Amadi-Obi Ahjoku, Yu Cheng-Rong, Liu Xuebin, Mahdi Rashid M, Clarke Grace Levy, Nussenblatt Robert B, Gery Igal, Lee Yun Sang, Egwuagu Charles E
Molecular Immunology Section, National Eye Institute, National Institutes of Health, Bethesda, Maryland 20892, USA.
Nat Med. 2007 Jun;13(6):711-8. doi: 10.1038/nm1585. Epub 2007 May 13.
T-helper type 17 cells (T(H)17) are implicated in rodent models of immune-mediated diseases. Here we report their involvement in human uveitis and scleritis, and validate our findings in experimental autoimmune uveoretinitis (EAU), a model of uveitis. T(H)17 cells were present in human peripheral blood mononuclear cells (PBMC), and were expanded by interleukin (IL)-2 and inhibited by interferon (IFN)-gamma. Their numbers increased during active uveitis and scleritis and decreased following treatment. IL-17 was elevated in EAU and upregulated tumor necrosis factor (TNF)-alpha in retinal cells, suggesting a mechanism by which T(H)17 may contribute to ocular pathology. Furthermore, IL-27 was constitutively expressed in retinal ganglion and photoreceptor cells, was upregulated by IFN-gamma and inhibited proliferation of T(H)17. These findings suggest that T(H)1 cells may mitigate uveitis by antagonizing the T(H)17 phenotype through the IFN-gamma-mediated induction of IL-27 in target tissue. The finding that IL-2 promotes T(H)17 expansion provides explanations for the efficacy of IL-2R antibody therapy in uveitis, and suggests that antagonism of T(H)17 by IFN-gamma and/or IL-27 could be used for the treatment of chronic inflammation.

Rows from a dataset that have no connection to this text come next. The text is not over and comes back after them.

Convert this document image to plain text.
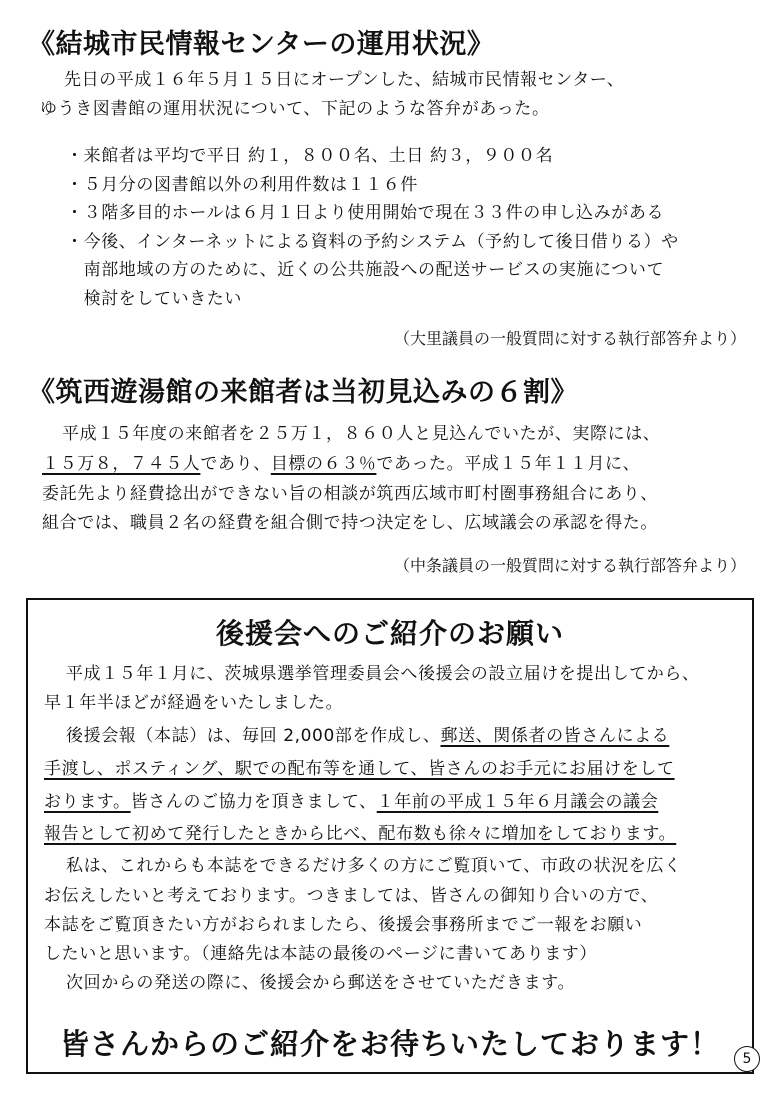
《結城市民情報センターの運用状況》
先日の平成１６年５月１５日にオープンした、結城市民情報センター、
ゆうき図書館の運用状況について、下記のような答弁があった。
・来館者は平均で平日 約１，８００名、土日 約３，９００名
・５月分の図書館以外の利用件数は１１６件
・３階多目的ホールは６月１日より使用開始で現在３３件の申し込みがある
・今後、インターネットによる資料の予約システム（予約して後日借りる）や
　南部地域の方のために、近くの公共施設への配送サービスの実施について
　検討をしていきたい
（大里議員の一般質問に対する執行部答弁より）
《筑西遊湯館の来館者は当初見込みの６割》
平成１５年度の来館者を２５万１，８６０人と見込んでいたが、実際には、
１５万８，７４５人であり、目標の６３％であった。平成１５年１１月に、
委託先より経費捻出ができない旨の相談が筑西広域市町村圏事務組合にあり、
組合では、職員２名の経費を組合側で持つ決定をし、広域議会の承認を得た。
（中条議員の一般質問に対する執行部答弁より）
後援会へのご紹介のお願い
平成１５年１月に、茨城県選挙管理委員会へ後援会の設立届けを提出してから、
早１年半ほどが経過をいたしました。
後援会報（本誌）は、毎回 2,000部を作成し、郵送、関係者の皆さんによる
手渡し、ポスティング、駅での配布等を通して、皆さんのお手元にお届けをして
おります。皆さんのご協力を頂きまして、１年前の平成１５年６月議会の議会
報告として初めて発行したときから比べ、配布数も徐々に増加をしております。
私は、これからも本誌をできるだけ多くの方にご覧頂いて、市政の状況を広く
お伝えしたいと考えております。つきましては、皆さんの御知り合いの方で、
本誌をご覧頂きたい方がおられましたら、後援会事務所までご一報をお願い
したいと思います。（連絡先は本誌の最後のページに書いてあります）
次回からの発送の際に、後援会から郵送をさせていただきます。
皆さんからのご紹介をお待ちいたしております！	5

17型辅助性T细胞(T(H)17)在免疫介导疾病的啮齿动物模型中发挥作用。在此,我们报告它们在人类葡萄膜炎和巩膜炎中的作用,并在葡萄膜炎模型——实验性自身免疫性葡萄膜视网膜炎(EAU)中验证了我们的发现。T(H)17细胞存在于人类外周血单个核细胞(PBMC)中,可被白细胞介素(IL)-2扩增,并被干扰素(IFN)-γ抑制。在活动性葡萄膜炎和巩膜炎期间它们的数量增加,治疗后减少。EAU中IL-17升高,并上调视网膜细胞中的肿瘤坏死因子(TNF)-α,提示T(H)17可能导致眼部病理改变的一种机制。此外,IL-27在视网膜神经节细胞和光感受器细胞中组成性表达,被IFN-γ上调,并抑制T(H)17的增殖。这些发现表明,T(H)1细胞可能通过在靶组织中通过IFN-γ介导诱导IL-27来拮抗T(H)17表型,从而减轻葡萄膜炎。IL-2促进T(H)17扩增这一发现解释了IL-2R抗体疗法在葡萄膜炎中的疗效,并提示IFN-γ和/或IL-27对T(H)17的拮抗作用可用于治疗慢性炎症。